The family of Valentina Orellana Peralta–the 14-year-old girl who was killed by a stray bullet at a Burlington Coat Factory in North Hollywood, California–are demanding justice.
Valentina, who was shopping with her mother the day before Christmas Eve, was trying on clothes in the dressing room when chaos unfolded inside the store due to a male suspect who was attacking customers with what appeared to be a bicycle chain and lock.
The young girl was struck by a stray bullet fired from one of the police officers who shot and killed the suspect who did not brandish a firearm.
You can watch a news report of the incident, here.
The fatally-shot suspect–who was identified by police as 24-year-old Daniel Elena Lopez–had entered the store with his bike and started attacking other customers, unprovoked.
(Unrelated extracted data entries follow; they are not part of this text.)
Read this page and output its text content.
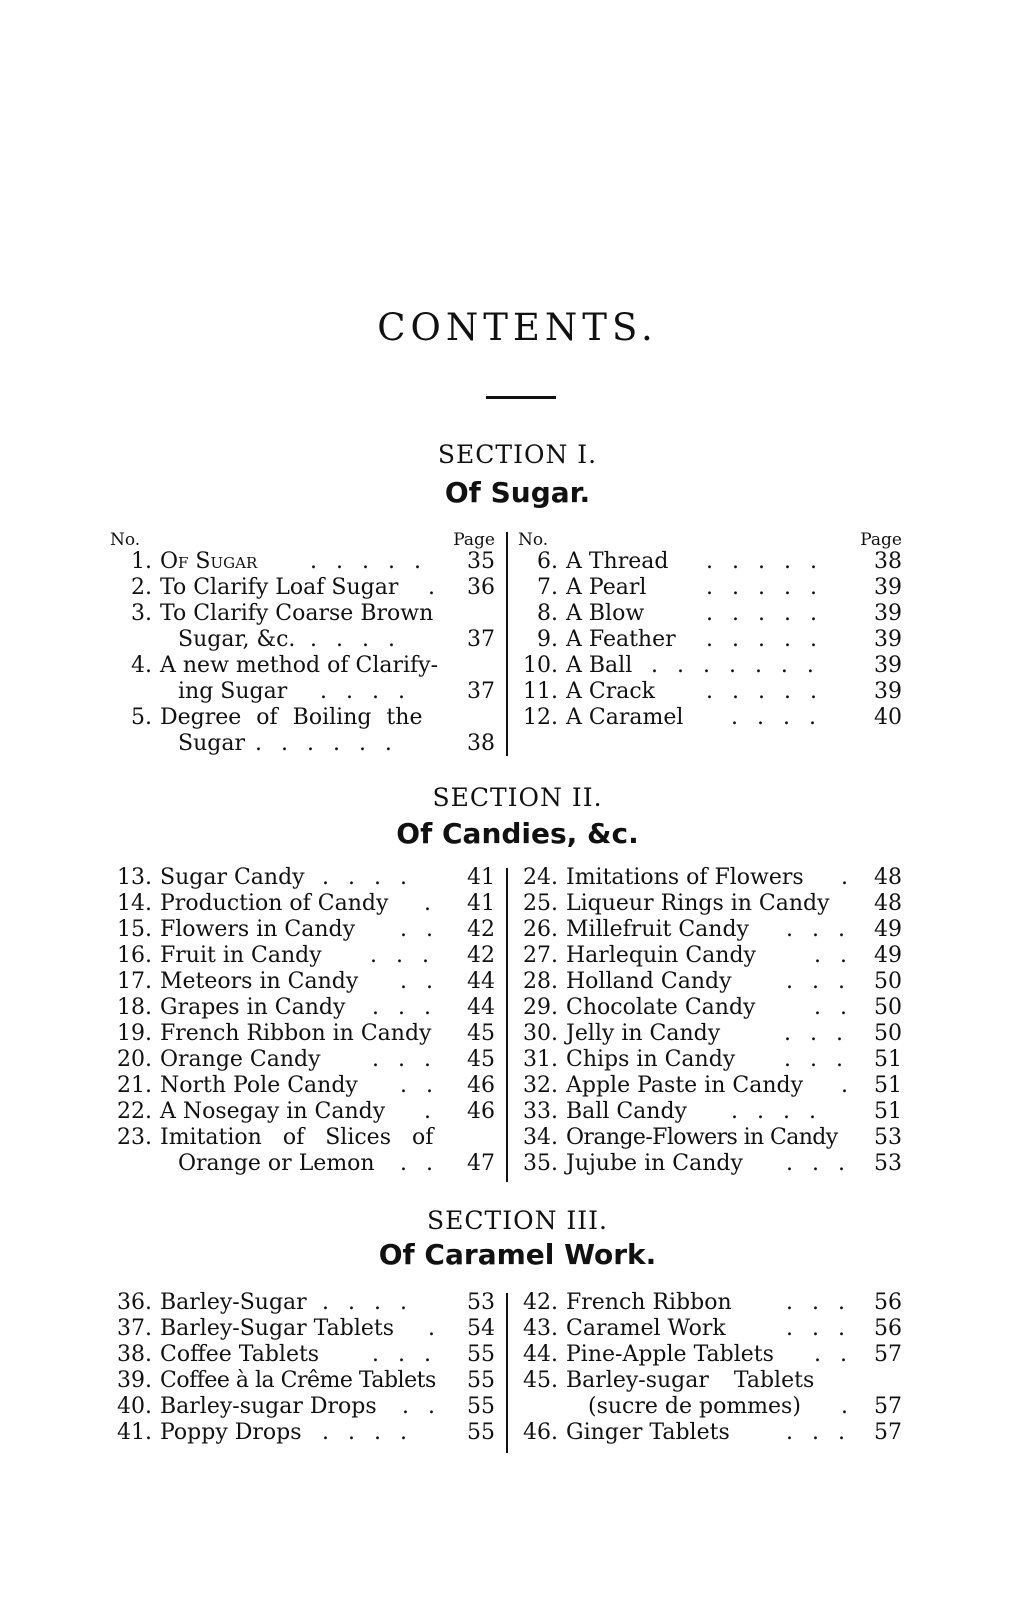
CONTENTS.
SECTION I.
Of Sugar.
No.	Page
1. Of Sugar . . . . . 35
2. To Clarify Loaf Sugar . 36
3. To Clarify Coarse Brown
Sugar, &c. . . . .	37
4. A new method of Clarify-
ing Sugar . . . .	37
5. Degree of Boiling the
Sugar . . . . . .	38
No.	Page
6. A Thread . . . . . 38
7. A Pearl	. . . . . 39
8. A Blow	. . . . . 39
9. A Feather . . . . . 39
10. A Ball . . . . . . . 39
11. A Crack . . . . . 39
12. A Caramel . . . . 40
SECTION II.
Of Candies, &c.
13. Sugar Candy . . . . 41
14. Production of Candy . 41
15. Flowers in Candy . . 42
16. Fruit in Candy . . . 42
17. Meteors in Candy . . 44
18. Grapes in Candy . . . 44
19. French Ribbon in Candy 45
20. Orange Candy . . . 45
21. North Pole Candy . . 46
22. A Nosegay in Candy . 46
23. Imitation of Slices of
Orange or Lemon . . 47
24. Imitations of Flowers . 48
25. Liqueur Rings in Candy 48
26. Millefruit Candy . . . 49
27. Harlequin Candy	. . 49
28. Holland Candy . . . 50
29. Chocolate Candy	. . 50
30. Jelly in Candy	. . . 50
31. Chips in Candy . . . 51
32. Apple Paste in Candy . 51
33. Ball Candy . . . . 51
34. Orange-Flowers in Candy 53
35. Jujube in Candy . . . 53
SECTION III.
Of Caramel Work.
36. Barley-Sugar . . . . 53
37. Barley-Sugar Tablets . 54
38. Coffee Tablets . . . 55
39. Coffee à la Crême Tablets 55
40. Barley-sugar Drops . . 55
41. Poppy Drops . . . . 55
42. French Ribbon . . . 56
43. Caramel Work	. . . 56
44. Pine-Apple Tablets . . 57
45. Barley-sugar Tablets
(sucre de pommes) . 57
46. Ginger Tablets	. . . 57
Witnesses and employees called 911.
Transcripts from the calls, as well as edited surveillance and body camera footage, can be seen in this 35-minute video.
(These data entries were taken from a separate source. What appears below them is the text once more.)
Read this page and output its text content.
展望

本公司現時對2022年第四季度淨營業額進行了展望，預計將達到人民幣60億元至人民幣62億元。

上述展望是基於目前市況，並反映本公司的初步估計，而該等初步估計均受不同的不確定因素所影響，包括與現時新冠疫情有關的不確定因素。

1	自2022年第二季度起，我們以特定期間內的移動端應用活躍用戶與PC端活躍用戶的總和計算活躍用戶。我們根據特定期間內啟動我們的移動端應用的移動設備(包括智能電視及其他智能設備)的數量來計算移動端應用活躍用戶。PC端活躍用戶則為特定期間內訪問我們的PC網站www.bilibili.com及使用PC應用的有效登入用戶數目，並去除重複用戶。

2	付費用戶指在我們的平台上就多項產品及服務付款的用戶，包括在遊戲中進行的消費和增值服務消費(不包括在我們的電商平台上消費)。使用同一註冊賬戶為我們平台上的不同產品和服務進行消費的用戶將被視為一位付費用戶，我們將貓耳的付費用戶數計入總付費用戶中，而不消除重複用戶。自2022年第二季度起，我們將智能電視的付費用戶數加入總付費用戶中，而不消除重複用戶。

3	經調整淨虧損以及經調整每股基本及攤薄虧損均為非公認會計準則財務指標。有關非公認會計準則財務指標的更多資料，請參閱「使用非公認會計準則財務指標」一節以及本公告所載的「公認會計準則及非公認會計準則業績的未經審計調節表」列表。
The Los Angeles Police Department (LAPD) claimed the responding officers believed Elena Lopez was carrying a gun based on the chaos and confusion from shoppers fleeing the scene.
Bodycam footage showed an officer shooting at Elena Lopez and taking him down after the suspect had attacked an unnamed female customer.
In the process, one of the fired bullets pierced through the wall of the dressing room where Valentina and her mother, Soledad Peralta, were seeking shelter from the pandemonium.
The young teenager was struck and died in the arms of her mother, whose screams could be heard in the bodycam footage after the shooting ceased.
The grieving mother recounted the tragic event during a press conference on Tuesday.
"We heard some screams and sat down and hugged and started crying," she said in her statement that was translated from Spanish to English.
They were reacting to the confrontation they heard outside the dressing room inside the store.
“Valentina went to lock the door to protect us. We started hugging each other tighter."
"We were praying. I was praying for her, and I believe she was praying for me."
She continued to describe what no mother should ever have to witness.
"I saw white powder coming out of Valentina's body and she began to go through convulsions. Her body went limp. I tried to wake her up by shaking her."
"She died in my arms and there was nothing I could do. To see a son or daughter die in your arms is one of the greatest and most profound pains that any human being can imagine."
"When the police finally came, they took me out of the dressing room and left my daughter laying there. I wanted them to help her, but they just left her laying there alone."
On Thursday night, Police Chief Michel Moore said in a statement:
“This chaotic incident resulting in the death of an innocent child is tragic and devastating for everyone involved."
“I am profoundly sorry for the loss of this young girl’s life and I know there are no words that can relieve the unimaginable pain for the family."
Valentina's aunt, Carolina Peralta, told the Los Angeles Times that her sister and niece came to California from Chile six months ago after initially visiting Valentina's sister, who was working at a restaurant.
The mother and daughter's visit turned into a longer stay, and they had begun the immigration process to live in the country permanently.
"Valentina was a shy girl in Chile, but everything was turning out well for her in the US," said Carolina Peralta.
"She was catching up with English and being more outgoing. She was happy to be with her older sister."
Carolina said of her sister who had just lost her daughter:
"[Soledad] does not understand how this tragedy could have happened just when they had managed to reunite the family."
During Tuesday's press conference, lawyers for the Peralta family did not announce any legal proceedings but said they were considering options–including a possible civil lawsuit.
"We want justice for our angel. Our precious little angel, Valentina," said Soledad.
Ben Crump, who is one of the attorneys representing the Peralta family, said:
“They can never get Valentina back. What they want Valentina’s legacy to be is that no one will ever be killed like this in this manner.”